You would then create an EVAL function that could run the generated code. Maybe your generated code would in turn produce generated code, so to keep things easy and simple, your language syntax would be the same as that of the generated language. In other words, you’d end up with a homoiconic programming language. Finally, you would bootstrap your language processor and arrive at your final metacircular evaluator.
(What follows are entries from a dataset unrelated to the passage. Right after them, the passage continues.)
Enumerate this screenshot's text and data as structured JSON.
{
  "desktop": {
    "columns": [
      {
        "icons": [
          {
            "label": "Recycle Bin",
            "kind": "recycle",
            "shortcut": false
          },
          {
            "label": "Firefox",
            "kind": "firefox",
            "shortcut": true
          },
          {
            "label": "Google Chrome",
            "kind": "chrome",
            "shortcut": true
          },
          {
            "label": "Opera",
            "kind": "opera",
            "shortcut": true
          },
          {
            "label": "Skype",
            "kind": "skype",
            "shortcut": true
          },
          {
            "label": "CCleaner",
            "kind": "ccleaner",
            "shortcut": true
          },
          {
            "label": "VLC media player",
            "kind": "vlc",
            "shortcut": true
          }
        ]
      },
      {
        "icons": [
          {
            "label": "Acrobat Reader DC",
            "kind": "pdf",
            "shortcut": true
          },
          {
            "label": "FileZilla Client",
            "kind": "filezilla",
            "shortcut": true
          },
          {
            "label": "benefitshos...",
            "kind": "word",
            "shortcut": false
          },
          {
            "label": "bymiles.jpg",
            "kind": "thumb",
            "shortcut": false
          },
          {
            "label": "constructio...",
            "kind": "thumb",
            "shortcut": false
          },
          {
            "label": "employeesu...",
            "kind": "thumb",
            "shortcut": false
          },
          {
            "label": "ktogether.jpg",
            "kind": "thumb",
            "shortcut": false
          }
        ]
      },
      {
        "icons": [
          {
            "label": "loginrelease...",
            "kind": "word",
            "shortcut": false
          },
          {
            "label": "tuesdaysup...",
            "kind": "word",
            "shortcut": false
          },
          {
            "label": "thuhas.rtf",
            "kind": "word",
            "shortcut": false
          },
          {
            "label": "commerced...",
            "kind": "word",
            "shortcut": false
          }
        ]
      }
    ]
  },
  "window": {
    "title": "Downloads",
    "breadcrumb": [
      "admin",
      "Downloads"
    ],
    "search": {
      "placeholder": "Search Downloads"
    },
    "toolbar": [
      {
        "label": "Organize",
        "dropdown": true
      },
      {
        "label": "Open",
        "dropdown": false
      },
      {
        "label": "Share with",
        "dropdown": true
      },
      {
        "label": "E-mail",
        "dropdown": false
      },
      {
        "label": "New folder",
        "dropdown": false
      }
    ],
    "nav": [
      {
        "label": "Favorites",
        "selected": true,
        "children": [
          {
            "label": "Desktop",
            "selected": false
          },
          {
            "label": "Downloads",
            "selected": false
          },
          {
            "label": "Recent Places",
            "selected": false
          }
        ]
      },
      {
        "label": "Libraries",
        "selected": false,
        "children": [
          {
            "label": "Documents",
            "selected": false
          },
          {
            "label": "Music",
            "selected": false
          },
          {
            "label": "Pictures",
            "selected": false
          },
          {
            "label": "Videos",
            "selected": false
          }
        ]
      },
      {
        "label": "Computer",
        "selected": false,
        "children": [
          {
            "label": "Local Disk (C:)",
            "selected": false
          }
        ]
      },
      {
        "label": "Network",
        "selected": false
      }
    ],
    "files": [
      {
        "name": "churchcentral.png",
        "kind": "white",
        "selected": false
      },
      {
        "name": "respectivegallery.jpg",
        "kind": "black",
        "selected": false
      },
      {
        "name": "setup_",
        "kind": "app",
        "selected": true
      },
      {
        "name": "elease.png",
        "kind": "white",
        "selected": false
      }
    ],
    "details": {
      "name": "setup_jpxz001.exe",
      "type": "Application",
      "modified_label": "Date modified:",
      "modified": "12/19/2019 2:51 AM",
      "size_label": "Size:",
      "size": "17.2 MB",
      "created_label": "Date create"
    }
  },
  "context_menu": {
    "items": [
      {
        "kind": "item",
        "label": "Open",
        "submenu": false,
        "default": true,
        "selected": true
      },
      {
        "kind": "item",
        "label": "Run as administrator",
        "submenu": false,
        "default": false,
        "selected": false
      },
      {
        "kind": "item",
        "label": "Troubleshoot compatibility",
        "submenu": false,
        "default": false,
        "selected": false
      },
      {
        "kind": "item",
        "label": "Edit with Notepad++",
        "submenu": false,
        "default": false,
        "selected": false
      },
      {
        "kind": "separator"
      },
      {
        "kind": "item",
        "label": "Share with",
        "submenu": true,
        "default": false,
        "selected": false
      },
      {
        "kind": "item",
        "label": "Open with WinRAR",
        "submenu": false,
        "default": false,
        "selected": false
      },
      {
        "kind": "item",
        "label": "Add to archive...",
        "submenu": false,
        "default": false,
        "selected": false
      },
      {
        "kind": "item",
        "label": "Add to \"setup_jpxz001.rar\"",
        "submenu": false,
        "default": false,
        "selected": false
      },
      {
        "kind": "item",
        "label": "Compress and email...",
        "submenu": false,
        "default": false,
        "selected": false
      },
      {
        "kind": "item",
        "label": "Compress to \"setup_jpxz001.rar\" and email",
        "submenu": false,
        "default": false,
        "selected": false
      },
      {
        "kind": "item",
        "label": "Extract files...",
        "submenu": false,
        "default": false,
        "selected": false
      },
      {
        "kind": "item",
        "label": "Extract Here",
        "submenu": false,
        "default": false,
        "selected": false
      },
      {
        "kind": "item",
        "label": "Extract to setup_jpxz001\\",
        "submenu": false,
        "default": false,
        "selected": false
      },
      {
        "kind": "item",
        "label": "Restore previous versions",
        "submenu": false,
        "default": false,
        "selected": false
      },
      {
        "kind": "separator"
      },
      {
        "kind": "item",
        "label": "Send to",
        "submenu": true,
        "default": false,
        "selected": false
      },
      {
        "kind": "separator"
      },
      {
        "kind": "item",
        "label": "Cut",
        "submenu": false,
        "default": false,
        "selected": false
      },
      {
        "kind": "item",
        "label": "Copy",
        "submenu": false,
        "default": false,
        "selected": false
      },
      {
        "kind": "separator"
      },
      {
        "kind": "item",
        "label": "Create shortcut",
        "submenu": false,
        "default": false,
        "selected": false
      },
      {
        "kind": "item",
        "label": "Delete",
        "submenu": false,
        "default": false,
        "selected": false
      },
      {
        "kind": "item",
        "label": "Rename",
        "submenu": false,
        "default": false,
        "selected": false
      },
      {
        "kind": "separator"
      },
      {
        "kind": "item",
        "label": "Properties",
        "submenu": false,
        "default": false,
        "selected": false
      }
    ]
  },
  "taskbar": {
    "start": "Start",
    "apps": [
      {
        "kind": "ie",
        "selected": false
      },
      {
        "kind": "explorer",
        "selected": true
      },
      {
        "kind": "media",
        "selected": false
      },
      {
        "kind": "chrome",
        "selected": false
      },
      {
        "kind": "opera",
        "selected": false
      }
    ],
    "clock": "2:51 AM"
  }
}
To recap, this language would have syntax that looked and behaved like data and because of it could generate and manipulate that data, which itself could be code. What would this data structure look like? One obvious choice for this is a tree (because of parse-trees). If you think about it, XML is just like a tree. But it’s kludgey. What we want is something like XML but without all the cruft. For example –


<program>

<function name="add_to_stock">
<param name="counter" />
<call_function name="increment">
<argument value="counter"/>
</call_function>
</function>

<function name="remove_from_stock">
<param name="item"/>
<call_function  name="decrement_from_stock_file">
<argument value="item"/>
</call_function>
</funtion>
</program>

The syntax is truly disgusting, but useful – especially if you need to programmatically generate it. Let’s now try to make it easier for humans, too. I’m going to remove the ‘program’ tag, because all this stuff is code. I’m going to then change from XML tags to simple ‘(‘ and ‘)’ without the names – and make an assumption – the first word that appears is always a function call. Except for define – which I’ll use to denote a definition for a function. I’ll also lose the XML attribute names, assuming that words that follow the function name are always parameters (unless it’s a code block itself – which would get evaluated first). So, we’re left with –




(define (add_to_stock counter)
    (increment counter))

 (define (remove_from_stock item)
    (decrement_from_stock_file item))



Where does this leave us?

It’s the same exact XML syntax, but it’s just a bit modified and has a few rules thrown in. Importantly, it’s still as easy to generate as XML. It’s just a list of lists of words. As in, a unit of code in this format would always start and end with parenthesis, and they would enclose either a bunch of zero or more symbols, or other lists.

In fact, a language that was good at list processing and had an eval function would probably do a really good job with this stuff!